Ed il manager operations del Terminal, Gianluca Rossi, amareggiato per quanto accaduto oggi, spera ancora che entro la prossima settimana, quando dovrà sbarcare la prossima nave, la situazione sia cambiata. Oggi intanto Chiquita, attraccando a Livorno, ha caricato i costi del trasporto della merce fino a Civitavecchia, su gomma, proprio su Cfft: oltre a danno anche la beffa.

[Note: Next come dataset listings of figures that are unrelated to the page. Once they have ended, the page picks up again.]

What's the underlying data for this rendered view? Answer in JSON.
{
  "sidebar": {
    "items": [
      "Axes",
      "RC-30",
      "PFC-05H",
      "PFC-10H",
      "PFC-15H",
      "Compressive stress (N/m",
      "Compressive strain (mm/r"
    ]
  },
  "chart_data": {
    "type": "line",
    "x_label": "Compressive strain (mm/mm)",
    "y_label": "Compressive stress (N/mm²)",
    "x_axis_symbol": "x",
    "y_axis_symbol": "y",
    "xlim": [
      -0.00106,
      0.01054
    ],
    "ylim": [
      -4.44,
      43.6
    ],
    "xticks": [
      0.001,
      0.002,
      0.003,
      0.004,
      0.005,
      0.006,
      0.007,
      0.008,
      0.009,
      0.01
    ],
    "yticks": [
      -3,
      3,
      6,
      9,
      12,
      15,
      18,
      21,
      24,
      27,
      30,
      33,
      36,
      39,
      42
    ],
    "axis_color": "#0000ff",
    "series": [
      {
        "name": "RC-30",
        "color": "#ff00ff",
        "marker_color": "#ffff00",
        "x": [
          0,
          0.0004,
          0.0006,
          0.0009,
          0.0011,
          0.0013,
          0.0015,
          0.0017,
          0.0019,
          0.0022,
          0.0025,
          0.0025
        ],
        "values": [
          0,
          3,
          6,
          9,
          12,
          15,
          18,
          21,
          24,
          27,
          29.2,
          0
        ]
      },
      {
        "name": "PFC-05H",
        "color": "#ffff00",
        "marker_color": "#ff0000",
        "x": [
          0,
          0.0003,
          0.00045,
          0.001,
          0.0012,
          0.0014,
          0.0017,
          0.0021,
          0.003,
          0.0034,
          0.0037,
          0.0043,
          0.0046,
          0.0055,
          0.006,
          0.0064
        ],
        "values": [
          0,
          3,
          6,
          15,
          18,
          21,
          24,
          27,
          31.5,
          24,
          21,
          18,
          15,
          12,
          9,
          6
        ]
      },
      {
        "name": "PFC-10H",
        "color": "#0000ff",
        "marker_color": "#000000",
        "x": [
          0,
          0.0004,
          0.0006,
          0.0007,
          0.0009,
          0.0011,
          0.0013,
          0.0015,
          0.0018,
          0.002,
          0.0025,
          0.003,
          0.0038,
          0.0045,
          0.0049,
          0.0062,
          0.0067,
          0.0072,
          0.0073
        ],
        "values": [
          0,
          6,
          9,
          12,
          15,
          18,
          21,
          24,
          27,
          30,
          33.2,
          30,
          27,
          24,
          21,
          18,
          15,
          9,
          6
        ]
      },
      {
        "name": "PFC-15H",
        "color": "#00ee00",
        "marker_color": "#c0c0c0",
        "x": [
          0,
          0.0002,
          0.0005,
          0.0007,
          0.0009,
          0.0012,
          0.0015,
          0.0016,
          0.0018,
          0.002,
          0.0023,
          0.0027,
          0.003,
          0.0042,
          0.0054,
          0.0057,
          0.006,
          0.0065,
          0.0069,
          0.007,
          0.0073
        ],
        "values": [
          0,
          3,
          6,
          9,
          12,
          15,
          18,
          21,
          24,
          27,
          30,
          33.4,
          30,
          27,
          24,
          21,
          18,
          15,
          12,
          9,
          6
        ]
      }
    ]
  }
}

Si parla di almeno 40mila euro. “Con il discorso sull’arrivo o meno della nave – ha spiegato – è come se si stesse facendo una scommessa sulla pelle dei lavoratori, contro Cfft e l’economia del territorio. L’aver puntato fino ad oggi all’eccellenza paradossalmente ci si sta ritorcendo contro. Abbiamo sempre lavorato con professionalità, nel rispetto delle regole, garantendo il servizio migliore ai nostri clienti e facendo crescere, solo negli ultimi tre anni, l’occupazione del 300,400%. Mi sarei aspettato una scelta più responsabile, almeno la proroga in autotutela di sei mesi, fino al pronunciamento del Tar, a tutela dei lavoratori e soprattutto dell’immagine del porto, che oggi ne esce inaffidabile. Certo che il danno di oggi si ripercuoterà nei prossimi mesi, nelle trattative in corso – ha concluso – danneggiando in modo irreparabile l’immagine di Cfft. E qualcuno, di certo, ne dovrà rispondere”. (Agg. 08/11 ore 14.44)

(08 Nov 2018 - Ore 11:41)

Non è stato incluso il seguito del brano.